Cyberangels, an offshoot of the Guardian Angels groups that patrol city neighborhoods to prevent crime, has launched an effort to protect the Internet from hackers angry at Saudi-born militant Osama bin Laden, the prime suspect in the Sept. 11 attacks on New York and Washington.
Now the group has produced a series of televised public service ads, set to begin airing next week, aimed at convincing computer hackers to stop defacing Web sites they find objectionable. In addition to being illegal, Cyberangels says such activity is unproductive and unethical, amounting to vandalism.
"Some groups, trying to lash out or be patriotic or just angry, have been defacing Middle Eastern Web sites without realizing that only hurts the Internet," Parry Aftab, executive director of Cyberangels said on Thursday.
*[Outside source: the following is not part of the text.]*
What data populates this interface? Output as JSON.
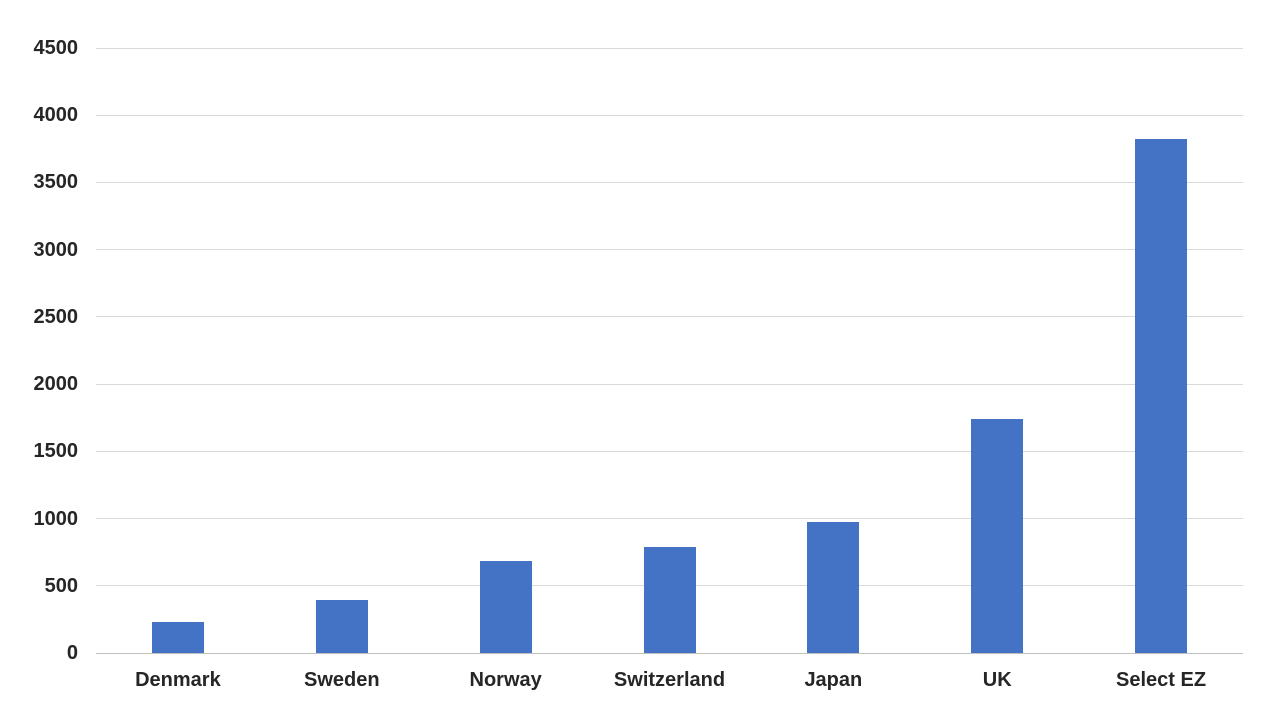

Shortly after the attacks, some hackers managed to take the Presidential Palace of Afghanistan offline. Other Web sites related to Afghanistan's Taliban government, which has so far refused to hand bin Laden over to the authorities, were plastered with mock "Wanted" posters of the Saudi exile.
The group's Web site promotes several ways for computer users to respond to the attacks, including helping families search for information about loved ones who remain missing or spreading scam alerts about phony charities seeking donations. The group also is looking for computer experts to help with its own technical needs.